Bird: *flies into my office window*
Me: yeah, same.
(Disney Dating Tips)
1.Kidnap Dad
2.Coerce Daughter
3.Awkward music-filled dates
4.Angry mob danger
5.Stockholm Syndrome
-Beauty & the Beast
we went out to lunch with my father in law. jokingly he told 6 to order beer for a drink so when it was 6’s turn he yelled “BEER!” and the entire restaurant looked at us like we’re terrible people.
IDEA: an app that tells you where that bruise came from.
What you call those little potatoes with all the eyes?
Speck taters
“Florida is insane.” Bro, we ain’t even trying right now. Imagine how powerful we would be if we all had dental insurance.
My cat’s name is Isis, so you can imagine my horror when I turned on the news and saw “Isis believed to be allied with Al-Qaeda”

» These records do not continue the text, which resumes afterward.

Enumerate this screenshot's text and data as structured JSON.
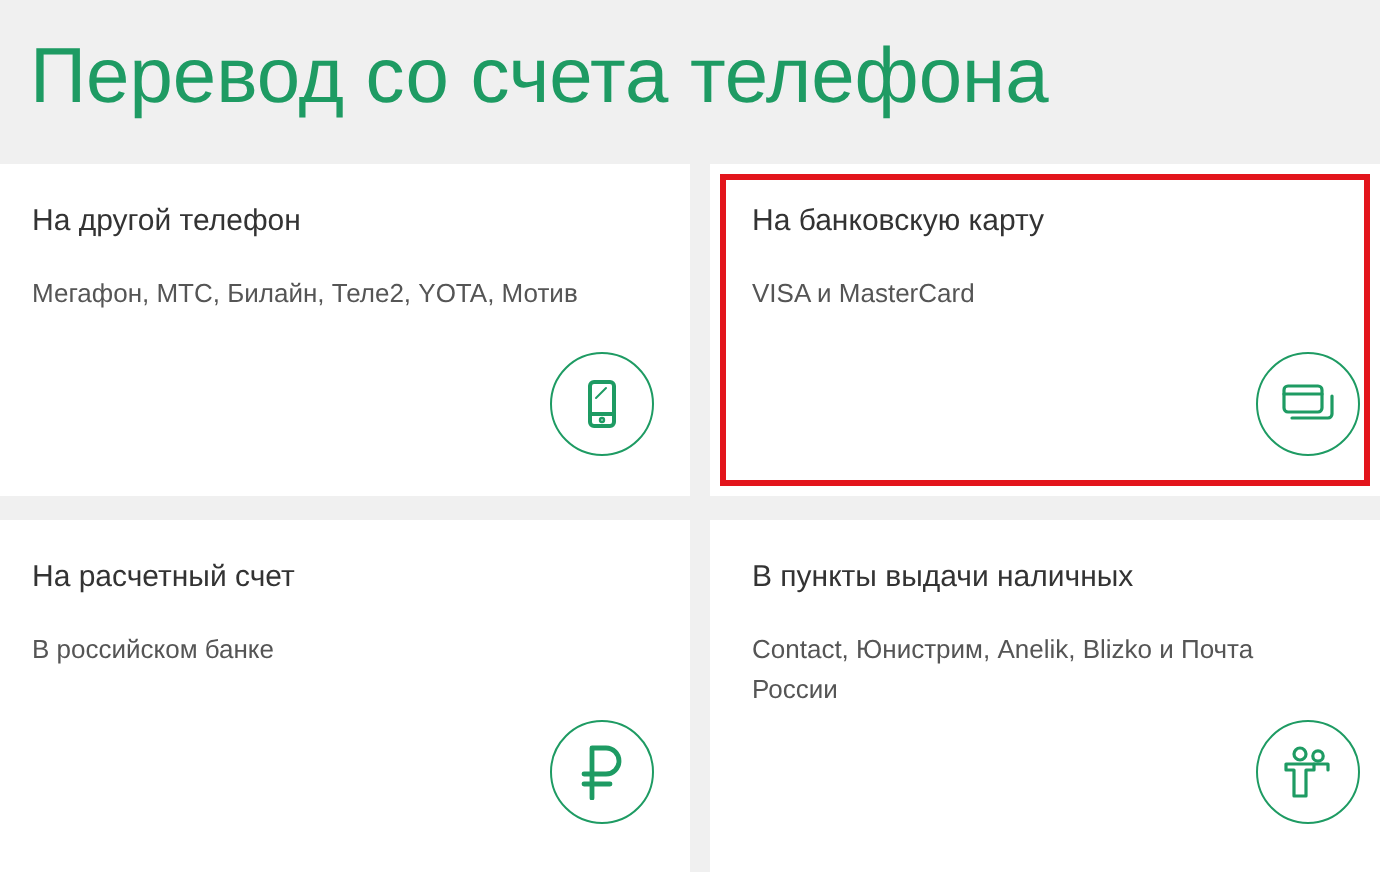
{
  "title": "Перевод со счета телефона",
  "cards": [
    {
      "title": "На другой телефон",
      "subtitle": "Мегафон, МТС, Билайн, Теле2, YOTA, Мотив",
      "kind": "phone",
      "highlighted": false
    },
    {
      "title": "На банковскую карту",
      "subtitle": "VISA и MasterCard",
      "kind": "card",
      "highlighted": true
    },
    {
      "title": "На расчетный счет",
      "subtitle": "В российском банке",
      "kind": "ruble",
      "highlighted": false
    },
    {
      "title": "В пункты выдачи наличных",
      "subtitle": "Contact, Юнистрим, Anelik, Blizko и Почта России",
      "kind": "people",
      "highlighted": false
    }
  ]
}
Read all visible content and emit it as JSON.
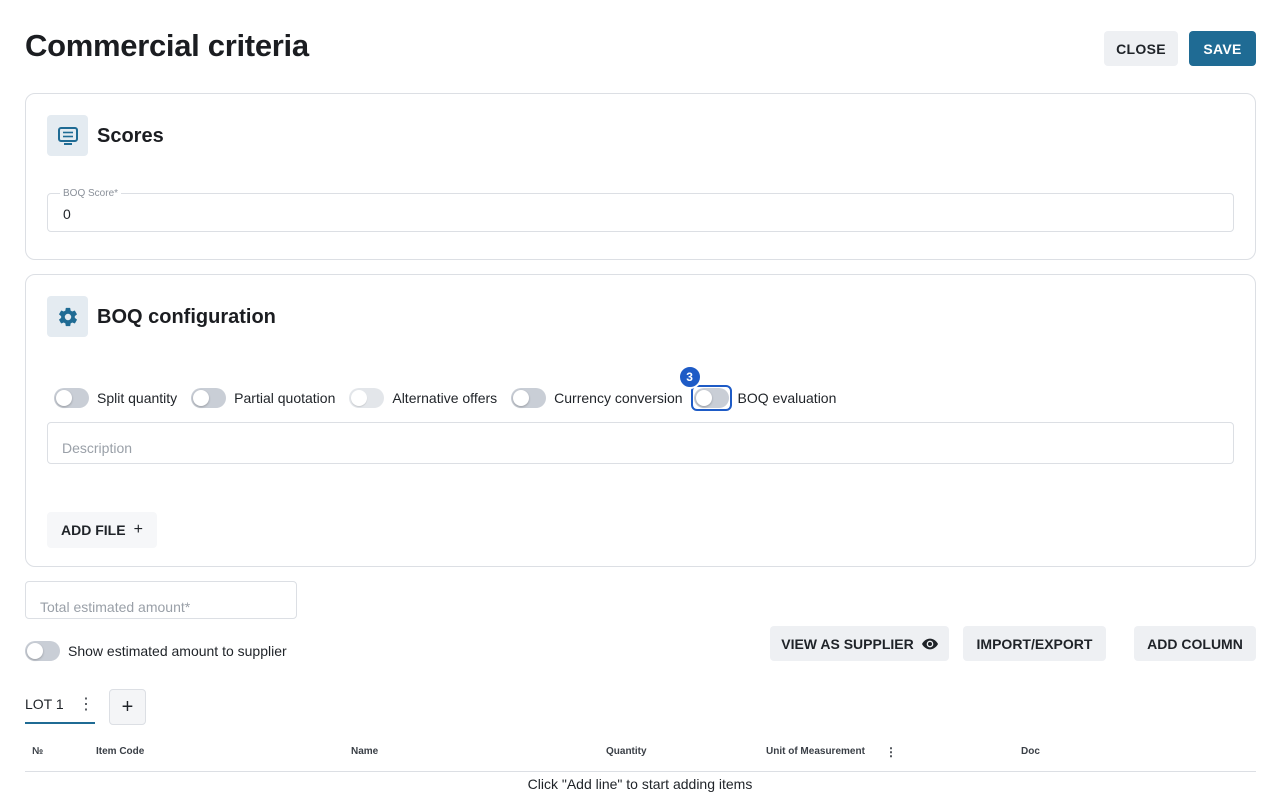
{
  "header": {
    "title": "Commercial criteria",
    "close_label": "CLOSE",
    "save_label": "SAVE"
  },
  "scores": {
    "title": "Scores",
    "icon": "scores-icon",
    "boq_score_label": "BOQ Score*",
    "boq_score_value": "0"
  },
  "boq_config": {
    "title": "BOQ configuration",
    "icon": "gear-icon",
    "toggles": [
      {
        "label": "Split quantity",
        "on": false,
        "disabled": false
      },
      {
        "label": "Partial quotation",
        "on": false,
        "disabled": false
      },
      {
        "label": "Alternative offers",
        "on": false,
        "disabled": true
      },
      {
        "label": "Currency conversion",
        "on": false,
        "disabled": false
      },
      {
        "label": "BOQ evaluation",
        "on": false,
        "disabled": false,
        "badge": "3"
      }
    ],
    "description_placeholder": "Description",
    "add_file_label": "ADD FILE"
  },
  "estimate": {
    "total_placeholder": "Total estimated amount*",
    "show_toggle_label": "Show estimated amount to supplier"
  },
  "actions": {
    "view_as_supplier": "VIEW AS SUPPLIER",
    "import_export": "IMPORT/EXPORT",
    "add_column": "ADD COLUMN"
  },
  "tabs": {
    "active_label": "LOT 1",
    "add_label": "+"
  },
  "table": {
    "columns": [
      "№",
      "Item Code",
      "Name",
      "Quantity",
      "Unit of Measurement",
      "Doc"
    ],
    "empty_message": "Click \"Add line\" to start adding items"
  },
  "colors": {
    "accent": "#1f6b94",
    "focus": "#1e5bc6"
  }
}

PROSECUTOR: you chipped a golf ball down a clowns throat
ME: i honestly thought that was part of the course
If the way I shelled this hard boiled egg is any indication of how the rest of the day will go, I should just climb back into bed.
Genie: you have three wishes.
Me: i want a million wishes.
Genie: oh you’re one of those. Hey Jim! Come on out front! We’ve got one of those back again!
Kids born in the years 2000 and after will never know the struggle of learning their birthdays in French like we did
2000: deux mille
2001: deux mille un1997: mille neuf cent quatre-vingt dix-sept
It still pisses me off that a meteorologist doesn’t know what’s inside every meteor…
life hack: put on an apron at home and people think you’re super busy doing important stuff even when you’re not
Stop flattering yourself.
I’m not subtweeting you.
Ok, i am right now, but i wasn’t before.
A couple: *kissing in public*
Me: *perched in a nearby tree* Booooo
4: Mommy I’m sorry but you’re going to need to shower alone.
Me: Oh darn.
*30 seconds later*
4: I felt bad for you so I’ll sit right here while you shower
If you spend “up to $9000” on my funeral it better be on some kind of mechanism that makes me sit up in the casket when people walk by.